The book succeeds in showcasing instances of Gulf–Israeli interaction beyond peace


initiatives (chapter 1) and hesitance over the Iran nuclear deal (chapter 4). It was
surprising to read that in 1975, Israeli advisors covertly visited Oman to advise former
Sultan Qaboos on his counterinsurgency in Dhofar (49). Additionally, it was interesting to
learn that an Israeli delegation travelled to Bahrain in 1994 to discuss environmental
cooperation (36). Turning to Qatar, the authors cogently argue that Doha’s links to
Jerusalem serve the aim to ‘court closer ties with Washington’ (58). Beyond Israel, there
is an insightful account of Emirati coordination with South Korea on nuclear technology
and security provision (145). Finally, the chapter focused on Syria (chapter 5) highlights
‘the limitations of relying on proxies to fight regional wars’ – a stark reality amid the Saudi-
led intervention in Yemen (181).

Fraternal Enemies provides an excellent theoretical roadmap, reinforced by superb


empirics, to help the reader navigate the growing links weaving Washington, Tel Aviv and
most Gulf capitals.
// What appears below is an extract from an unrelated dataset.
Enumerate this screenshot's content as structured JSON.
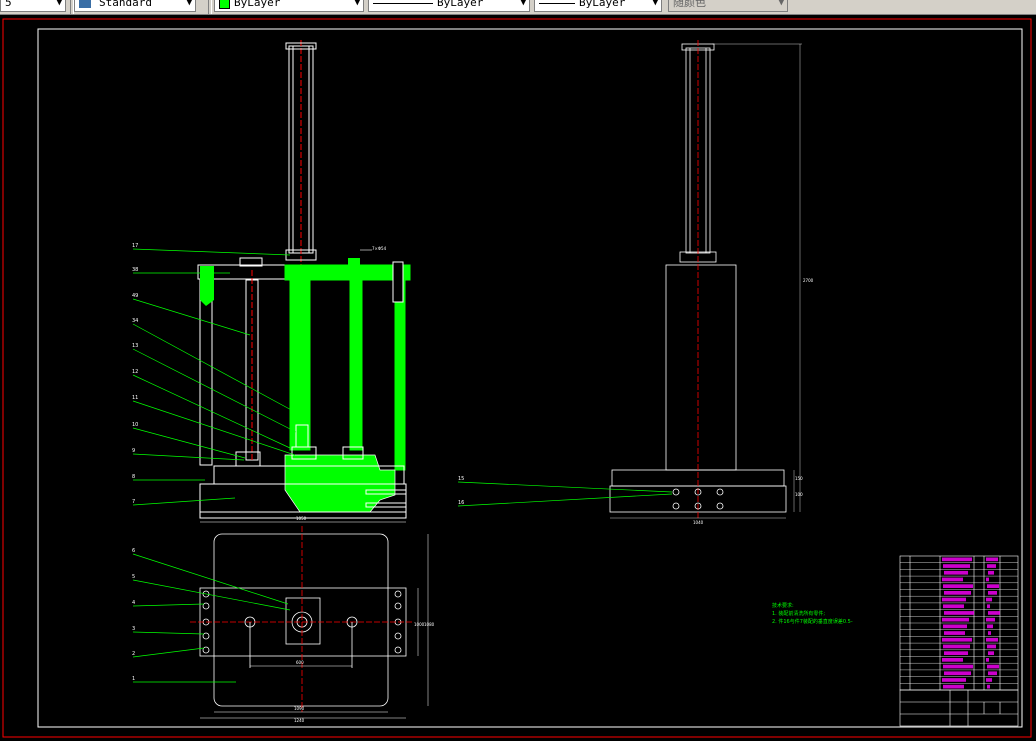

Tacit ties with Israel have helped Gulf leaders achieve many of their
commercial and military goals, without completely abdicating the ambition of a future
Palestinian state. Jones and Guzansky provide a prescient and timely account of the
material attractions and normative constraints shaping Gulf–Israeli ties. Though the book
could have addressed Kuwait more thoroughly, it nonetheless represents a welcome
addition to the shelf of policymakers and scholars seeking a nuanced realist theorisation
of conflict and cooperation in the Middle East.